Treatment of congenital pulmonary airway malformations: a systematic review from the APSA outcomes and evidence based practice committee

Downard, C. D.; Calkins, C. M.; Williams, R. F.; Renaud, E. J.; Jancelewicz, T.; Grabowski, J.; Dasgupta, R.; McKee, M.; Baird, R.; Austin, M. T.; Arnold, M. A.; Goldin, A. B.; Shelton, J.; Islam, S.

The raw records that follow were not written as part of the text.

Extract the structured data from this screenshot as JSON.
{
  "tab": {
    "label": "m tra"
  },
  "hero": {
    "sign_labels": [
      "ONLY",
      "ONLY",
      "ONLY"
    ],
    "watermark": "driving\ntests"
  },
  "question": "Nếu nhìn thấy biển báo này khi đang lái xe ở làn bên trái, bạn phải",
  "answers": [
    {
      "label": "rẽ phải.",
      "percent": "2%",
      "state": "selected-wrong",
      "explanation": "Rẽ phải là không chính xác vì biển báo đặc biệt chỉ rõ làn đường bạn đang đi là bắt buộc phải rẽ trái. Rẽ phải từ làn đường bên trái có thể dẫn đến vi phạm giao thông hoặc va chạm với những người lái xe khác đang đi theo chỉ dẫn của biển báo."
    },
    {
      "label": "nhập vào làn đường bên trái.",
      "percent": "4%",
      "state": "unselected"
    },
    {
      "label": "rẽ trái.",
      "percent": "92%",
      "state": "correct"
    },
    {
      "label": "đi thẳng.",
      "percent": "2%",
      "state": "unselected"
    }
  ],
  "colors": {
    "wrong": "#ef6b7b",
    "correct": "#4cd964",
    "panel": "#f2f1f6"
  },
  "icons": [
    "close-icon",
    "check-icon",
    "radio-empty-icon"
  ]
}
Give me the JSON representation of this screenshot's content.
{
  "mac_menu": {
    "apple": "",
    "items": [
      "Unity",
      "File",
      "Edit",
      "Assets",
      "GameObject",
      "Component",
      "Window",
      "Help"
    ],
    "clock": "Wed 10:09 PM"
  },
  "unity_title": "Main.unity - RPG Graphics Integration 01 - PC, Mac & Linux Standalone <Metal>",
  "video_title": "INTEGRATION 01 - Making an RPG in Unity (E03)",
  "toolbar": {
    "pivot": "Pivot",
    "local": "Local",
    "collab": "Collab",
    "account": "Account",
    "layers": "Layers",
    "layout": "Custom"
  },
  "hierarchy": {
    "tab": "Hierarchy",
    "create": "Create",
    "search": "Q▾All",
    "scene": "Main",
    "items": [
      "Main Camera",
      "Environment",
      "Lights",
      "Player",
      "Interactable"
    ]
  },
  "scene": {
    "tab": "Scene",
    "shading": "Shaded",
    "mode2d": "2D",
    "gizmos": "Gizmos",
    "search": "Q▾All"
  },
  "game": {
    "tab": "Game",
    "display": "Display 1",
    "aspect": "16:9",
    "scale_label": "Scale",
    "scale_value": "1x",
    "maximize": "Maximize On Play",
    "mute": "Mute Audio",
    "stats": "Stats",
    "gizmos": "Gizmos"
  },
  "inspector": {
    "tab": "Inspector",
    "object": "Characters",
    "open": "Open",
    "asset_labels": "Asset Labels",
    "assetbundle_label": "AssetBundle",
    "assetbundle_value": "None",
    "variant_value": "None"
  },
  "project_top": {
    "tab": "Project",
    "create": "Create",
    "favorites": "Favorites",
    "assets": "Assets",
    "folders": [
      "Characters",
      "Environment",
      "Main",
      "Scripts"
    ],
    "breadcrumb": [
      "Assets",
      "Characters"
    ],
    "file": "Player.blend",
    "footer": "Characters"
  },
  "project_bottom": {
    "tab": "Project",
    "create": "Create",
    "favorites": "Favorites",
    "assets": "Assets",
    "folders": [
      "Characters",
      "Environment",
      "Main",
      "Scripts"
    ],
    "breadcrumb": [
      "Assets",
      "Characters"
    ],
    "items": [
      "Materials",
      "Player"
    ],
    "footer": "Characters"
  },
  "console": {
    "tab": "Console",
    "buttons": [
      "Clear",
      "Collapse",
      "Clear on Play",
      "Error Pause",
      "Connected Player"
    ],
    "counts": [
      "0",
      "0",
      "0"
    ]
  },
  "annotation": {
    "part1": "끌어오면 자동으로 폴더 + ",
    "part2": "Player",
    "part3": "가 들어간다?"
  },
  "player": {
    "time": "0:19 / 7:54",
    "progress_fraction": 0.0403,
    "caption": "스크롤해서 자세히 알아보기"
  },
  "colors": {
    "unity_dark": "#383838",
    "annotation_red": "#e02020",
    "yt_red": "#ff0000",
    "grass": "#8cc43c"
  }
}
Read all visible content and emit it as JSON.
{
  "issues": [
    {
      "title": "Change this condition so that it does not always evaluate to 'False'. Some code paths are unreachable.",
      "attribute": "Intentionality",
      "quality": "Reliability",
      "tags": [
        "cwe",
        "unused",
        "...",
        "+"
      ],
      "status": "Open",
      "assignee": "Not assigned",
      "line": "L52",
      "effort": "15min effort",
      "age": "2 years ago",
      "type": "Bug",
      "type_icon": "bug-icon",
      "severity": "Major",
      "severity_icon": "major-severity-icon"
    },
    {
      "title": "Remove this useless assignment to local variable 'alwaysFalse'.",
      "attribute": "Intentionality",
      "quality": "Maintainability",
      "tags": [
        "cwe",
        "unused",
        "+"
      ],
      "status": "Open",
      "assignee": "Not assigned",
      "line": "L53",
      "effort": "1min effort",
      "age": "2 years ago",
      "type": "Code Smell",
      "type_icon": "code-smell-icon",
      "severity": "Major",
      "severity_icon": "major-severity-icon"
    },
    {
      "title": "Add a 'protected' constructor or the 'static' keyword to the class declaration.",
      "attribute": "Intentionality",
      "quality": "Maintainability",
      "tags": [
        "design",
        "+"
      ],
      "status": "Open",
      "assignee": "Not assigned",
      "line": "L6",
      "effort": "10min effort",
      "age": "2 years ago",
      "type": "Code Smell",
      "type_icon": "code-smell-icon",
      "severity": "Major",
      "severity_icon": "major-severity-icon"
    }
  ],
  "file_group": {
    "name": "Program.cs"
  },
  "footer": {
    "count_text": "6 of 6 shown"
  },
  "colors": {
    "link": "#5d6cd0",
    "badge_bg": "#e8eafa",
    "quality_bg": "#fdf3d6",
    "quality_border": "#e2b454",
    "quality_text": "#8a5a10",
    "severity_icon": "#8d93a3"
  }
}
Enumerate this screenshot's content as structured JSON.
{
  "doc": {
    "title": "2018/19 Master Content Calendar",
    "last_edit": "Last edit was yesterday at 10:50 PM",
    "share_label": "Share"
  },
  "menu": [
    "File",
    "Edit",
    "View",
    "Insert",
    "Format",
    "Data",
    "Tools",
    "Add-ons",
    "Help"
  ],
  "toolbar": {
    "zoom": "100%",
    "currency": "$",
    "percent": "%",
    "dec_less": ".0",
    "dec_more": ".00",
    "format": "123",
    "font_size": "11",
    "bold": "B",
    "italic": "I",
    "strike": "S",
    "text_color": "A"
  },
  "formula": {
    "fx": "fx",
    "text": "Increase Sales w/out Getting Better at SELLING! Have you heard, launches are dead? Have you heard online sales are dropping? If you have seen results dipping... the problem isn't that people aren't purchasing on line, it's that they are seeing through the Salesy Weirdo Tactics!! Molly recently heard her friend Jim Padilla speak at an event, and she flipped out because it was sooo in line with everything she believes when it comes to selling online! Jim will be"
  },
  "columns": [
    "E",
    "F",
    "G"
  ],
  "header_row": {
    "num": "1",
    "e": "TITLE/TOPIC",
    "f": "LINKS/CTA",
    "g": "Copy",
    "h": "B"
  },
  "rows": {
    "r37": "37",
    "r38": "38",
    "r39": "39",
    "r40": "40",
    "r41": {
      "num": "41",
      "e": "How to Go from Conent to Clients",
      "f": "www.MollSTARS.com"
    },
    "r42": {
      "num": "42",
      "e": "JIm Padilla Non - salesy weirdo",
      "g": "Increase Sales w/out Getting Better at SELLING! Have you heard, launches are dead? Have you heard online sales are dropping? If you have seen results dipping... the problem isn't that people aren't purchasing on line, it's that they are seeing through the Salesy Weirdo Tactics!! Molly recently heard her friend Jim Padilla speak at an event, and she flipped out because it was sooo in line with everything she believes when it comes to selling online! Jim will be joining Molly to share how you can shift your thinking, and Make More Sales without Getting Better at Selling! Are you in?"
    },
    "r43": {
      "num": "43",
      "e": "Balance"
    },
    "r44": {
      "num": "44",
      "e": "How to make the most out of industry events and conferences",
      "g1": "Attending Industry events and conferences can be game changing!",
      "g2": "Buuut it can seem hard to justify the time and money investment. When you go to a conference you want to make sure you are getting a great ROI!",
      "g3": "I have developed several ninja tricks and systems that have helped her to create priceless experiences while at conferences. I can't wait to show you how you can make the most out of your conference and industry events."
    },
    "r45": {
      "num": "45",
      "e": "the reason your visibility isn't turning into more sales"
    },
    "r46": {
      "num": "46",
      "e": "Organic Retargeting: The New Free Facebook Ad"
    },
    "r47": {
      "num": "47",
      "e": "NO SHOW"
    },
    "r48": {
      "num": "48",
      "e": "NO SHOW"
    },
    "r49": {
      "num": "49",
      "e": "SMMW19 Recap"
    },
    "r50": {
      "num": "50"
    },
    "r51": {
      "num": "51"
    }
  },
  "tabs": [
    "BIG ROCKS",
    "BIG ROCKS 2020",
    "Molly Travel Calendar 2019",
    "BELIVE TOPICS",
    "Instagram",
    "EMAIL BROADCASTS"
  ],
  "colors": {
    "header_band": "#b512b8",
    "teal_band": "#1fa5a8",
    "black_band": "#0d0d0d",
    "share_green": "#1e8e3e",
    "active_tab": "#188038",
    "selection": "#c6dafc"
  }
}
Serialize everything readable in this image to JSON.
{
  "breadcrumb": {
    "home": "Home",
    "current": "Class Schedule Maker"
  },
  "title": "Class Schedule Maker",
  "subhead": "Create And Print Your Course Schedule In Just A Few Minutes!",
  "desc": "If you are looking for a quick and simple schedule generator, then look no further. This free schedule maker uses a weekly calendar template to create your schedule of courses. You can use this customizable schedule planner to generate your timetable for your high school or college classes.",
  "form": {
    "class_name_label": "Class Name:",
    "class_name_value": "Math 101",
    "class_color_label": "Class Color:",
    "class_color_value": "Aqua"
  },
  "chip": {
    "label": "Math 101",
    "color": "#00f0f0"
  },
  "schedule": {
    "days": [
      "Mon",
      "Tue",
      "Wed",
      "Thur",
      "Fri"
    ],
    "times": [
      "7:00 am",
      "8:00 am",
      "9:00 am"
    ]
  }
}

Pediatr Surg Int. 2017 Jun 8


PURPOSE: Variation in management characterizes treatment of infants with a congenital pulmonary airway malformation (CPAM). This review addresses six clinically applicable questions using available evidence to provide recommendations for the treatment of these patients. METHODS: Questions regarding the management of a pediatric patient with a CPAM were generated. English language articles published between 1960 and 2014 were compiled after searching Medline and OvidSP. The articles were divided by subject area and by the question asked, then reviewed and included if they specifically addressed the proposed question. RESULTS: 1040 articles were identified on initial search. After screening abstracts per eligibility criteria, 130 articles were used to answer the proposed questions. Based on the available literature, resection of an asymptomatic CPAM is controversial, and when performed is usually completed within the first six months of life. Lobectomy remains the standard resection method for CPAM, and can be performed thoracoscopically or via thoracotomy. There is no consensus regarding a monitoring protocol for observing asymptomatic lesions, although at least one chest computerized tomogram (CT) should be performed postnatally for lesion characterization. An antenatally identified CPAM can be evaluated with MRI if fetal intervention is being considered, but is not required for the fetus with a lesion not at risk for hydrops. Prenatal consultation should be offered for infants with CPAM and encouraged for those infants in whom characteristics indicate risk of hydrops. CONCLUSIONS: Very few articles provided definitive recommendations for care of the patient with a CPAM and none reported Level I or II evidence. Based on available information, CPAMs are usually resected early in life if at all. A prenatally diagnosed congenital lung lesion should be evaluated postnatally with CT, and prenatal counseling should be undertaken in patients at risk for hydrops.